I am having difficulty setting up this model matrix. I have been looking through some tutorials and questions online but I can't seem to find the answer to my problem. I am at the point where I have decided I probably have no idea what I am doing.
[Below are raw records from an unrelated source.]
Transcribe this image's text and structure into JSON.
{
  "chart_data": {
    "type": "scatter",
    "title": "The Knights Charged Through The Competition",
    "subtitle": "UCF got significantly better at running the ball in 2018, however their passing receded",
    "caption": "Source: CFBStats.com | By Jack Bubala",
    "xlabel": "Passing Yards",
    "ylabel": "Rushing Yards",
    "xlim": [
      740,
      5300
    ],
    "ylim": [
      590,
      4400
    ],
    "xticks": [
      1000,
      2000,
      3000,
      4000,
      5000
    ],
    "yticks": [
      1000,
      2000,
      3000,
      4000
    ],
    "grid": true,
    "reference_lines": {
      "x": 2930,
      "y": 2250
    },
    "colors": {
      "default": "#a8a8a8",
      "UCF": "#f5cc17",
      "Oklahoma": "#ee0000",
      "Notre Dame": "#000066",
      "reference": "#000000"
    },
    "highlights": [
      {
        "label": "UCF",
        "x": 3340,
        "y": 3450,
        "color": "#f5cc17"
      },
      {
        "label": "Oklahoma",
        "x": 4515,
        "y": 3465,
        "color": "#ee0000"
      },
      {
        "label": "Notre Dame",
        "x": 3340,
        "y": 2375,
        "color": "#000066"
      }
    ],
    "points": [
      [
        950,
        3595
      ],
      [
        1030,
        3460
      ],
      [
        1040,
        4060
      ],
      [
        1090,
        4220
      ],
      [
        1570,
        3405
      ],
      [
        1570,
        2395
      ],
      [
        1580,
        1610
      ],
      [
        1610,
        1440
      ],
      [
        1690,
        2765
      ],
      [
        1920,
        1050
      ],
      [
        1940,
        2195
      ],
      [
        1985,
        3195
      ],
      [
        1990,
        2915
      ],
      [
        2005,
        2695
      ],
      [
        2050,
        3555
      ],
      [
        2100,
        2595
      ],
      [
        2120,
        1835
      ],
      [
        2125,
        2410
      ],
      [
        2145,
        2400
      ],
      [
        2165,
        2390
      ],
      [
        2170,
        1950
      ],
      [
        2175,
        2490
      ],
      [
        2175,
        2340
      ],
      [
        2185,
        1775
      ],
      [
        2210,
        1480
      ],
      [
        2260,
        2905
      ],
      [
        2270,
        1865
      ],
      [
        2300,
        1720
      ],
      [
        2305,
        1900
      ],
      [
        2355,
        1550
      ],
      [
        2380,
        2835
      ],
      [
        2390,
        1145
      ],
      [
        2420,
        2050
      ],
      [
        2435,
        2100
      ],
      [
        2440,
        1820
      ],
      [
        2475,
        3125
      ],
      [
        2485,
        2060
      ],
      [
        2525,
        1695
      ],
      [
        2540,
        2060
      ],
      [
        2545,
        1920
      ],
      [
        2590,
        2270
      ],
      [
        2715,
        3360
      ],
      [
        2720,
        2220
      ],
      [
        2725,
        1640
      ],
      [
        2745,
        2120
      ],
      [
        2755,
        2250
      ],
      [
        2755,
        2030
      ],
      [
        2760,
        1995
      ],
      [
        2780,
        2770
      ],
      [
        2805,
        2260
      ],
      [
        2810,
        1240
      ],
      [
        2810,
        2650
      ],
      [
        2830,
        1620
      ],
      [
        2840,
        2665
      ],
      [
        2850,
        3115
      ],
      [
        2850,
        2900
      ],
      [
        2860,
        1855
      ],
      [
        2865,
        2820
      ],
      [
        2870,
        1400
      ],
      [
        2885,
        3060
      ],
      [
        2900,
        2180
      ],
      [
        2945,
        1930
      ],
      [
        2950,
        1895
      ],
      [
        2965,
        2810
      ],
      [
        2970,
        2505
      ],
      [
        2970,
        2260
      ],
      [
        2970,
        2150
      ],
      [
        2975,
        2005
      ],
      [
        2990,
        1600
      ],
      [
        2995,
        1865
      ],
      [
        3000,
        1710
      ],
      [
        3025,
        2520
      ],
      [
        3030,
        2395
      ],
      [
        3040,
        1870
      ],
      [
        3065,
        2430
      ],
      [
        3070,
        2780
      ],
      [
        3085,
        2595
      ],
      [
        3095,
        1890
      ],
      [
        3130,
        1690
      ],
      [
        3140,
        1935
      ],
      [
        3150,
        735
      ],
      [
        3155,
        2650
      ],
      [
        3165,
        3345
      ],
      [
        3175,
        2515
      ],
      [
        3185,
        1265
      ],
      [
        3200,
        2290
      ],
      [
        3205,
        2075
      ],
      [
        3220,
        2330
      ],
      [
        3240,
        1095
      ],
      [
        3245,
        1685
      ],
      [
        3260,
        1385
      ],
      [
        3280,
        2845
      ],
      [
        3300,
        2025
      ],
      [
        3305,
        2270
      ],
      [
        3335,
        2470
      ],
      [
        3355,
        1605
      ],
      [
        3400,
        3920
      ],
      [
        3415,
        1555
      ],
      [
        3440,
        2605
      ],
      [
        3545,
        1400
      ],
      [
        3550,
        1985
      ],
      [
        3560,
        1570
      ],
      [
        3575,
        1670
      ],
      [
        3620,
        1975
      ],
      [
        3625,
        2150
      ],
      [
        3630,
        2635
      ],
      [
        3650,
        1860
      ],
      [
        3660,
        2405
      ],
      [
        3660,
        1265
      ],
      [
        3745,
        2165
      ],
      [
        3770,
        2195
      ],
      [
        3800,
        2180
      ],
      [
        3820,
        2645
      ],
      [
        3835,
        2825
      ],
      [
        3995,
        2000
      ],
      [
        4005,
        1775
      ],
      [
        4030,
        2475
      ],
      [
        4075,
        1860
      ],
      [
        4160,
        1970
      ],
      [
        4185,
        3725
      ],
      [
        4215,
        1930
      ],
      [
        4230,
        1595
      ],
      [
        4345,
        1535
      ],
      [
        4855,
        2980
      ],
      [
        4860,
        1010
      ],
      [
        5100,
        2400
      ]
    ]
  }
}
Here is my sample table:
structure(list(condition = structure(c(2L, 2L, 2L, 2L, 3L, 3L,
3L, 3L, 3L, 3L, 1L, 1L, 1L, 1L, 1L, 1L), .Label = c("Ctrl", "Drug1",
"Drug1_Drug2"), class = "factor"), genotype = structure(c(2L,
2L, 2L, 1L, 2L, 2L, 2L, 1L, 1L, 1L, 2L, 2L, 2L, 1L, 1L, 1L), .Label = c("KO",
"WT"), class = "factor"), replicate = c(1, 2, 3, 1, 1, 2, 3,
1, 2, 3, 1, 2, 3, 1, 2, 3)), .Names = c("condition", "genotype",
"replicate"), row.names = c("Drug1_WT1", "Drug1_WT2", "Drug1_WT3",
"Drug1_KO1", "Drug1_Drug2_WT1", "Drug1_Drug2_WT2", "Drug1_Drug2_WT3",
"Drug1_Drug2_KO1", "Drug1_Drug2_KO2", "Drug1_Drug2_KO3", "Ctrl_WT1",
"Ctrl_WT2", "Ctrl_WT3", "Ctrl_KO1", "Ctrl_KO2", "Ctrl_KO3"), class = "data.frame")
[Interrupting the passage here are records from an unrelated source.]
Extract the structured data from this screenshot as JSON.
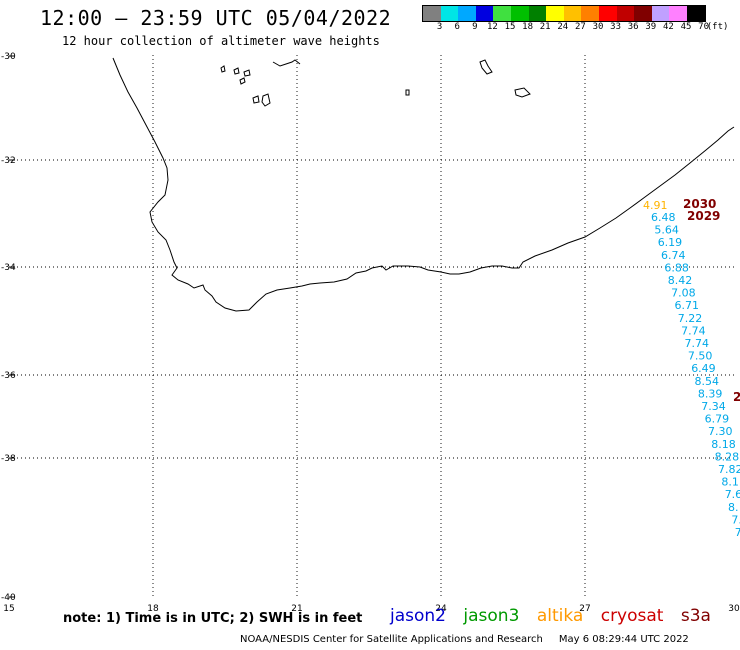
{
  "header": {
    "title": "12:00 – 23:59 UTC 05/04/2022",
    "subtitle": "12 hour collection of altimeter wave heights"
  },
  "colorbar": {
    "unit_label": "(ft)",
    "swatches": [
      {
        "label": "3",
        "color": "#808080"
      },
      {
        "label": "6",
        "color": "#00e5e5"
      },
      {
        "label": "9",
        "color": "#00a8ff"
      },
      {
        "label": "12",
        "color": "#0000e0"
      },
      {
        "label": "15",
        "color": "#40e040"
      },
      {
        "label": "18",
        "color": "#00c000"
      },
      {
        "label": "21",
        "color": "#008000"
      },
      {
        "label": "24",
        "color": "#ffff00"
      },
      {
        "label": "27",
        "color": "#ffc000"
      },
      {
        "label": "30",
        "color": "#ff8000"
      },
      {
        "label": "33",
        "color": "#ff0000"
      },
      {
        "label": "36",
        "color": "#c00000"
      },
      {
        "label": "39",
        "color": "#800000"
      },
      {
        "label": "42",
        "color": "#c0a0ff"
      },
      {
        "label": "45",
        "color": "#ff80ff"
      },
      {
        "label": "70",
        "color": "#000000"
      }
    ]
  },
  "map": {
    "lon_ticks": [
      "15",
      "18",
      "21",
      "24",
      "27",
      "30"
    ],
    "lat_ticks": [
      "-30",
      "-32",
      "-34",
      "-36",
      "-38",
      "-40"
    ],
    "colors": {
      "track": "#00a8e8",
      "altika": "#ffb400",
      "time": "#800000",
      "coast": "#000000",
      "grid": "#000000"
    },
    "time_labels": [
      "2030",
      "2029"
    ],
    "altika_label": "4.91",
    "wave_heights": [
      "6.48",
      "5.64",
      "6.19",
      "6.74",
      "6.88",
      "8.42",
      "7.08",
      "6.71",
      "7.22",
      "7.74",
      "7.74",
      "7.50",
      "6.49",
      "8.54",
      "8.39",
      "7.34",
      "6.79",
      "7.30",
      "8.18",
      "8.28",
      "7.82",
      "8.1",
      "7.6",
      "8.",
      "7.",
      "7"
    ]
  },
  "footer": {
    "note": "note: 1) Time is in UTC; 2) SWH is in feet",
    "satellites": [
      {
        "name": "jason2",
        "color": "#0000cc"
      },
      {
        "name": "jason3",
        "color": "#009900"
      },
      {
        "name": "altika",
        "color": "#ff9900"
      },
      {
        "name": "cryosat",
        "color": "#cc0000"
      },
      {
        "name": "s3a",
        "color": "#800000"
      }
    ],
    "credit": "NOAA/NESDIS Center for Satellite Applications and Research",
    "timestamp": "May  6 08:29:44 UTC 2022"
  }
}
Which looks like this when formatted:
condition genotype replicate
Drug1_WT1 Drug1 WT 1
Drug1_WT2 Drug1 WT 2
Drug1_WT3 Drug1 WT 3
Drug1_KO1 Drug1 KO 1
Drug1_Drug2_WT1 Drug1_Drug2 WT 1
Drug1_Drug2_WT2 Drug1_Drug2 WT 2
Drug1_Drug2_WT3 Drug1_Drug2 WT 3
Drug1_Drug2_KO1 Drug1_Drug2 KO 1
Drug1_Drug2_KO2 Drug1_Drug2 KO 2
Drug1_Drug2_KO3 Drug1_Drug2 KO 3
Ctrl_WT1 Ctrl WT 1
Ctrl_WT2 Ctrl WT 2
Ctrl_WT3 Ctrl WT 3
Ctrl_KO1 Ctrl KO 1
Ctrl_KO2 Ctrl KO 2
Ctrl_KO3 Ctrl KO 3
Everything in the genotype column labeled "WT" is my signal and everything labeled "KO" is my background. So what I essentially want is a way to make the following comparisons where the background (KO) is separated from the signal (WT). I am feeding my model matrix to an R package that will do the rest, I just need to make sure it is set up correctly.
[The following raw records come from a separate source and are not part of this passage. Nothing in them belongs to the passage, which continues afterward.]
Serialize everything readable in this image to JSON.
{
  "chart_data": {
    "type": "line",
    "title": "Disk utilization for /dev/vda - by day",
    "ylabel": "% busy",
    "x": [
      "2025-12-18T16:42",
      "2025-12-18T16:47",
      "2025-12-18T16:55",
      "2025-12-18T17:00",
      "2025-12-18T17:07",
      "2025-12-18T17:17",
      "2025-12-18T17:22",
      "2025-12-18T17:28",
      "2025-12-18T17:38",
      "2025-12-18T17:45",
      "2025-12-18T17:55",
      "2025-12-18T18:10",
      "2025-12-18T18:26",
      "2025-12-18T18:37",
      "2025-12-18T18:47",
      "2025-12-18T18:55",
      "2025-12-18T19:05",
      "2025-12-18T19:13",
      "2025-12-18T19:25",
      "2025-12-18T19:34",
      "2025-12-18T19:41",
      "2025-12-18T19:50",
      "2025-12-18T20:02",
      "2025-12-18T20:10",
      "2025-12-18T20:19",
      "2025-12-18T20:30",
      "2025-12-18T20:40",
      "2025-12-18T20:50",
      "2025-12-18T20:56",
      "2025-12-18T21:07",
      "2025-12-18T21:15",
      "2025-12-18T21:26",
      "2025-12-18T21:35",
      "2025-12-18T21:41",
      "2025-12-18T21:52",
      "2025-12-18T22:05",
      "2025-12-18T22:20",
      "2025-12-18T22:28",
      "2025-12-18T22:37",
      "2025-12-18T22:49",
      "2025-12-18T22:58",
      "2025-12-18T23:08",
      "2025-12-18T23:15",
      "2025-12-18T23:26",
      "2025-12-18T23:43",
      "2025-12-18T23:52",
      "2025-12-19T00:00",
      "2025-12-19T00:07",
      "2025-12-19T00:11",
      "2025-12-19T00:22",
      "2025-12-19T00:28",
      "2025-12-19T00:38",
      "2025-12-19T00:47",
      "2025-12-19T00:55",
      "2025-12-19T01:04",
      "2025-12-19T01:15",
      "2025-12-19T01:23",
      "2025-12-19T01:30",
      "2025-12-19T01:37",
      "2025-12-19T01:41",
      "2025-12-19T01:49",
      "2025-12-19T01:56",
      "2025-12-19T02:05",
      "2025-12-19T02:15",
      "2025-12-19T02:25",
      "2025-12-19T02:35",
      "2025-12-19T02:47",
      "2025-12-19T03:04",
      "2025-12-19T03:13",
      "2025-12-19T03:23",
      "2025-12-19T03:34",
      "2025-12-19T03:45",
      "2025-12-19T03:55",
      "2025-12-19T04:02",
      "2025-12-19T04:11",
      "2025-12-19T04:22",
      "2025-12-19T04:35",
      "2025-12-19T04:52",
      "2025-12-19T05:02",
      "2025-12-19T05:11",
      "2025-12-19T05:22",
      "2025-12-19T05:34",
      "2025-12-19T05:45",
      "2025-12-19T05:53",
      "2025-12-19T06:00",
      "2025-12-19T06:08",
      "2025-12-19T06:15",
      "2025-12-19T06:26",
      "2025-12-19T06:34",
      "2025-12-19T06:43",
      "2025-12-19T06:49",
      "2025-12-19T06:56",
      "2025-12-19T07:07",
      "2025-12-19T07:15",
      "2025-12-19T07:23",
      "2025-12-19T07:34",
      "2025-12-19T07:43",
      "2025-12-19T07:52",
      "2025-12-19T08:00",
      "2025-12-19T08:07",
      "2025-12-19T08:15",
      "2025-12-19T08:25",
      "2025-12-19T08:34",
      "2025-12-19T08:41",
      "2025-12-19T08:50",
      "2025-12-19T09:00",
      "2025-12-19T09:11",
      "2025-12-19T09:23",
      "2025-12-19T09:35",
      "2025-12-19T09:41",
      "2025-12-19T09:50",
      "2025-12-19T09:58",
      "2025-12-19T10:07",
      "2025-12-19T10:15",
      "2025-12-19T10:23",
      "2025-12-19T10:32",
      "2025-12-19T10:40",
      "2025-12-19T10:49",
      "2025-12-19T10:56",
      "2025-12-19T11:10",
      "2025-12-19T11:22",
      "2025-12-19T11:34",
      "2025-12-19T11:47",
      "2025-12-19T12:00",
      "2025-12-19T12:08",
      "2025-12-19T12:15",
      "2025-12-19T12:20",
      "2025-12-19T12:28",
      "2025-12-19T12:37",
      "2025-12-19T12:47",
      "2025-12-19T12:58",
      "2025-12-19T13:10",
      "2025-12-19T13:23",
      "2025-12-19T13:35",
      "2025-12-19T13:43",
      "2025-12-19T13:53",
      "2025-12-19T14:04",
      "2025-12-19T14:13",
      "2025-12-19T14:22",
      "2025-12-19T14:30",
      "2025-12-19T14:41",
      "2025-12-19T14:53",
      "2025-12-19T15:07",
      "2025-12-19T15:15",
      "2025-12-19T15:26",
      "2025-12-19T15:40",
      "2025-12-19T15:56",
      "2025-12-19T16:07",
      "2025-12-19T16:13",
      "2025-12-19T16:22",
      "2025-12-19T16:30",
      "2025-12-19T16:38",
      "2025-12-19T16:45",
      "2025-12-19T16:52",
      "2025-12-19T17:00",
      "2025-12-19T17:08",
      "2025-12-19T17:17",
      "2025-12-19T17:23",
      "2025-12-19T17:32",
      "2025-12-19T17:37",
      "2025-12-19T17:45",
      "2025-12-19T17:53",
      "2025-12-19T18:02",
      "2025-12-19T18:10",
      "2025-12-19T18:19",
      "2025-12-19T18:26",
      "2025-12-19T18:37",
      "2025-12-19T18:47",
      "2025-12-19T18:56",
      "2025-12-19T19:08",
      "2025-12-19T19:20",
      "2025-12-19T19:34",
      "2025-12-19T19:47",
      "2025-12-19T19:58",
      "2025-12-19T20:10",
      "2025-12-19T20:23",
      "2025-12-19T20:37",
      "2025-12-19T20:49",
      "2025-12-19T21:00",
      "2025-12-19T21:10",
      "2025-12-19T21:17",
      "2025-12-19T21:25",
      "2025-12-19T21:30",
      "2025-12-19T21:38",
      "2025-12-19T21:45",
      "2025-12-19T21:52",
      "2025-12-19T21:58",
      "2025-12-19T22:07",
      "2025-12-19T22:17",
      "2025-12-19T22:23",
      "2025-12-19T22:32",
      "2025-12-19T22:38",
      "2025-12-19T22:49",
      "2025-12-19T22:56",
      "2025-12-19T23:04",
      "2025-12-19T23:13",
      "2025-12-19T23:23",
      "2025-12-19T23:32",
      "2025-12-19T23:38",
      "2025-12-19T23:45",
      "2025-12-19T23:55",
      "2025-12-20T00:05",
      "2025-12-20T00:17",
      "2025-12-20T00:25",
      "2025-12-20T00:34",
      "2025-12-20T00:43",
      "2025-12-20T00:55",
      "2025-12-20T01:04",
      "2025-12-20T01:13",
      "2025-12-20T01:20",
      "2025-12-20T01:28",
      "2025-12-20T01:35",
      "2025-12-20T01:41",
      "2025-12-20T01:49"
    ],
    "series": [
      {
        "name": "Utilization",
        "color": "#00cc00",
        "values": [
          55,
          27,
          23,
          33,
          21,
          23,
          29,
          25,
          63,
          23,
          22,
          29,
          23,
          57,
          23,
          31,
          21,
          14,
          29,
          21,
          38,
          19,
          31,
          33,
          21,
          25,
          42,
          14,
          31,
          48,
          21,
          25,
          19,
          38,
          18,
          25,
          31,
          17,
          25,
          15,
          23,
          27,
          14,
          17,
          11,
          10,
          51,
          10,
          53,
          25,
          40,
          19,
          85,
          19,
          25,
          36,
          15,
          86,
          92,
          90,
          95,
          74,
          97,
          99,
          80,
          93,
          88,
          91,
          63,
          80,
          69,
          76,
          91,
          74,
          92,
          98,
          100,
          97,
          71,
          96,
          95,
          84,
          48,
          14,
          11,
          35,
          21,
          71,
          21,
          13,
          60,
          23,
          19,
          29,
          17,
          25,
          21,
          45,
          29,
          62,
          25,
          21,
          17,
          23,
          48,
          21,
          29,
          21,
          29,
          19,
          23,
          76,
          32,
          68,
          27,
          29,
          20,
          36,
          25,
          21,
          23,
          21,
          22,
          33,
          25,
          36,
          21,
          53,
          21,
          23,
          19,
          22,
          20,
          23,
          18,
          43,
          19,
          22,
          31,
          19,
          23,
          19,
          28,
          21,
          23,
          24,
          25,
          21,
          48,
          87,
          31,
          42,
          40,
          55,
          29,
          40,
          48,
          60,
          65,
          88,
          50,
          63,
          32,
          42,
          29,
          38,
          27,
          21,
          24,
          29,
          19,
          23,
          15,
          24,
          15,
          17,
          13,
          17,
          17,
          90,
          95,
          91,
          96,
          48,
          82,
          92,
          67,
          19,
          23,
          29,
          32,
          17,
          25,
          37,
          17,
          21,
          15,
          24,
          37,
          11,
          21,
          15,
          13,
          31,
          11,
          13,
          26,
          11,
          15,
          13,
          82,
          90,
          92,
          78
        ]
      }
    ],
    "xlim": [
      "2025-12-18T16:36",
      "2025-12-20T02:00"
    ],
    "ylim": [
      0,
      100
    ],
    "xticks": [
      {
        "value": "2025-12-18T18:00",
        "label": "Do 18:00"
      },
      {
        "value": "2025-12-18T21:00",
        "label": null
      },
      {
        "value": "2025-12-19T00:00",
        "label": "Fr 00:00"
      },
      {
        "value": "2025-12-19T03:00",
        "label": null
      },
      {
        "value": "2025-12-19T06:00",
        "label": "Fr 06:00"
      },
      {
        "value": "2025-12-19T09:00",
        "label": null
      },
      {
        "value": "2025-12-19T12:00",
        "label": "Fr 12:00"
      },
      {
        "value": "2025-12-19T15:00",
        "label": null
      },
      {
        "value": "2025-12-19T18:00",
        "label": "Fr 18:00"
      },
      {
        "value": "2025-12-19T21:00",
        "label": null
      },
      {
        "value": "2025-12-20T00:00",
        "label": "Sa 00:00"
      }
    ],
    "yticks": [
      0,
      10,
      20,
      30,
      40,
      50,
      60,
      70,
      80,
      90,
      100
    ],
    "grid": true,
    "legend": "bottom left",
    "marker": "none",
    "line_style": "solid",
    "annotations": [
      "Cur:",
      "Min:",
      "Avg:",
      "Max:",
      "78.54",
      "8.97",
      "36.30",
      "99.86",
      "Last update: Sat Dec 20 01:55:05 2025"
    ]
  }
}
- Drug1WT v. CtrlWT (with Drug1KO and Ctrl1KO as background)
- Drug1_Drug2WT v. CtrlWT (with Drug1_Drug2KO and CtrlKO as background)
- Drug1WT v. Drug1_Drug2WT (with Drug1KO and Drug1_Drug2KO as background)
Additionally, I would also like to compare:
- Drug1WT v. Drug1KO
- Drug1_Drug2WT v. Drug1_Drug2KO
- Ctrl_WT v. Ctrl_KO
I am not sure if these comparisons make sense the way I have my table set up. Here is what I have tried. The sample table is assigned to dat
.
with(dat, model.matrix(~ genotype * condition))
This gives me:
(Intercept) conditionDrug1 conditionDrug1_Drug2 genotypeWT
1 1 1 0 1
2 1 1 0 1
3 1 1 0 1
4 1 1 0 0
5 1 0 1 1
6 1 0 1 1
7 1 0 1 1
8 1 0 1 0
9 1 0 1 0
10 1 0 1 0
11 1 0 0 1
12 1 0 0 1
13 1 0 0 1
14 1 0 0 0
15 1 0 0 0
16 1 0 0 0
conditionDrug1:genotypeWT conditionDrug1_Drug2:genotypeWT
1 1 0
2 1 0
3 1 0
4 0 0
5 0 1
6 0 1
7 0 1
8 0 0
9 0 0
10 0 0
11 0 0
12 0 0
13 0 0
14 0 0
15 0 0
16 0 0
attr(,"assign")
[1] 0 1 1 2 3 3
attr(,"contrasts")
attr(,"contrasts")$condition
[1] "contr.treatment"
attr(,"contrasts")$genotype
[1] "contr.treatment"
Questions:
- Why isn't "KO" included in any of the columns of the design matrix?
- How does
model.matrix()
choose which coefficients are part of the model? There are combinations I am expected that are missing. - Based on what I am trying to achieve, how do I set up contrasts to indicate what I want to compare?
Additionally, any links to tutorials or external sources that could help me out would be appreciated.